Airborne at 29000 feet, just approaching Churchill near Hudson Bay, which from the looks of things from the plane is essentially a gigantic mudflat or elluvial plain that ends in a bay the size of the Gulf of Mexico. The flightpath will take us over Greenland, where we will turn right, then over Scotland and down to Holland. Total flight time is 9 hours.
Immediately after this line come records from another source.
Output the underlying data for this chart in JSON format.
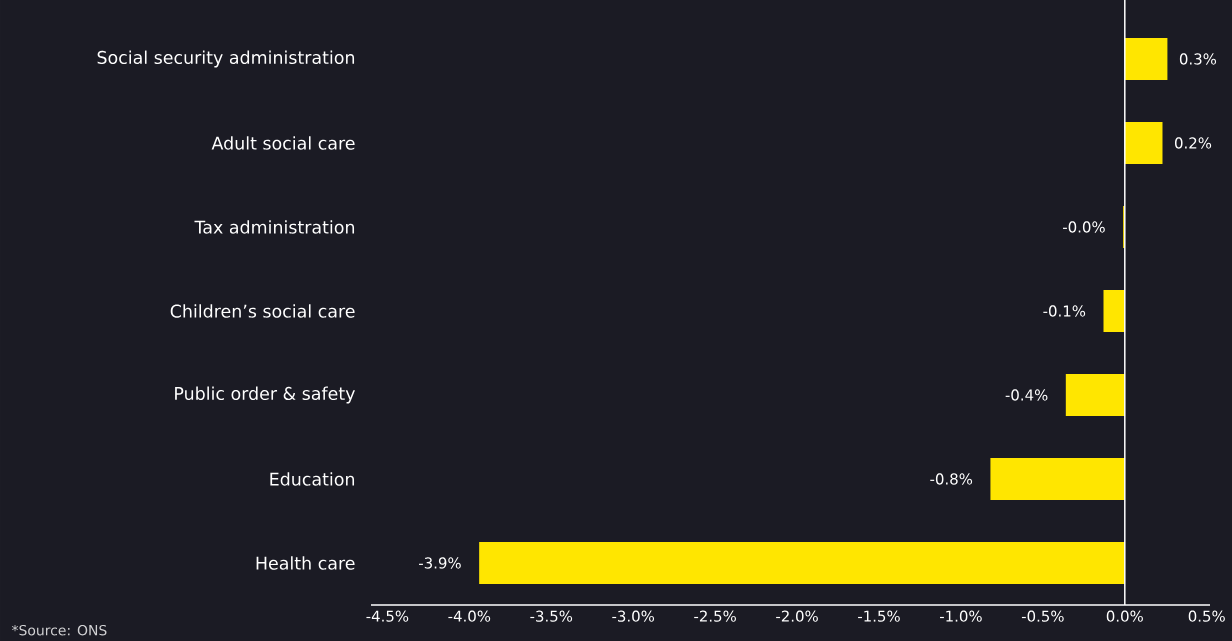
{
  "chart_data": {
    "type": "bar",
    "orientation": "horizontal",
    "categories": [
      "Social security administration",
      "Adult social care",
      "Tax administration",
      "Children’s social care",
      "Public order & safety",
      "Education",
      "Health care"
    ],
    "values": [
      0.26,
      0.23,
      -0.01,
      -0.13,
      -0.36,
      -0.82,
      -3.94
    ],
    "value_labels": [
      "0.3%",
      "0.2%",
      "-0.0%",
      "-0.1%",
      "-0.4%",
      "-0.8%",
      "-3.9%"
    ],
    "color": "#ffe600",
    "xlim": [
      -4.6,
      0.52
    ],
    "xticks": [
      {
        "value": -4.5,
        "label": "-4.5%"
      },
      {
        "value": -4.0,
        "label": "-4.0%"
      },
      {
        "value": -3.5,
        "label": "-3.5%"
      },
      {
        "value": -3.0,
        "label": "-3.0%"
      },
      {
        "value": -2.5,
        "label": "-2.5%"
      },
      {
        "value": -2.0,
        "label": "-2.0%"
      },
      {
        "value": -1.5,
        "label": "-1.5%"
      },
      {
        "value": -1.0,
        "label": "-1.0%"
      },
      {
        "value": -0.5,
        "label": "-0.5%"
      },
      {
        "value": 0.0,
        "label": "0.0%"
      },
      {
        "value": 0.5,
        "label": "0.5%"
      }
    ],
    "ref_lines": [
      {
        "axis": "x",
        "value": 0,
        "color": "#ffffff"
      }
    ],
    "grid": false,
    "annotations": [
      "*Source: ONS"
    ]
  }
}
It looks like the only thing I forgot was my power adapter, which costs $75 in the US and will probably cost about 857 Geldings or whatever in Holland. Otherwise I seem to have remembered everything, which is a damned miracle considering that I’ve been sick enough to barely function. Later last night and this morning it was getting hard to drive or walk because I was too dizzy, and I still want to sleep all the time.
Hudson bay looks like a gigantic mangey mixed drink. More like what happens when cream gets just shy of cheese and then is dumped into coffee. Welcome to Canada. Go home.
I’m on a DC-10 (‘10’ indicating the number of times the plane has dropped engines on people) which appears to have two bathrooms per 75 people. There is a child in the business class that is being vocally exhuberant and has been for about 1,200 miles. With the ear infection I am sure I am not alone in wondering if we can drop the child off in Churchill, preferably from slightly higher than we are now.
As expected, it didn’t start really sinking in that I’m going Far Away to do Wild and Crazy Things until I was in the air. Holy Shit, kids. In less than 6 hours I’ll be in Amsterdam, by myself, with a backpack that I’ve accidentally loaded full of nuetronium and a bicycle that has suicide doors. Bill, my partner in crime, is going to be delayed in joining me. It turns out that Bill is from Canada. The Canadian passport office is in Quebec. In case you haven’t heard much about (or of) Canada, Quebec has a relationship with the rest of the country (Canada) that is very similar to the relationship Texas has with the USA. The main difference is that while neither Texas nor Quebec spreak English, Quebec instead speaks French.
The Canadian passport office apparently decided that since Bill is not from Quebec he should not be allowed to leave the US for fear that he might return to Canada, and so sent his passport to Texas. So Bill will have to wait until he can convince the Quebeqois that he does not intend to return to Canada any time soon before he can join me in Europe, by which time I’ll be safely hidden.
So I will soon be wandering aimlessly through Amsterdam on my own, free to tour the city, fall off my bicycle and get mugged. Seriously, it’s a -really- wierd feeling. How many times in your life have you truely gone some place totally alien (like Texas) without Something To Do? Like business or work?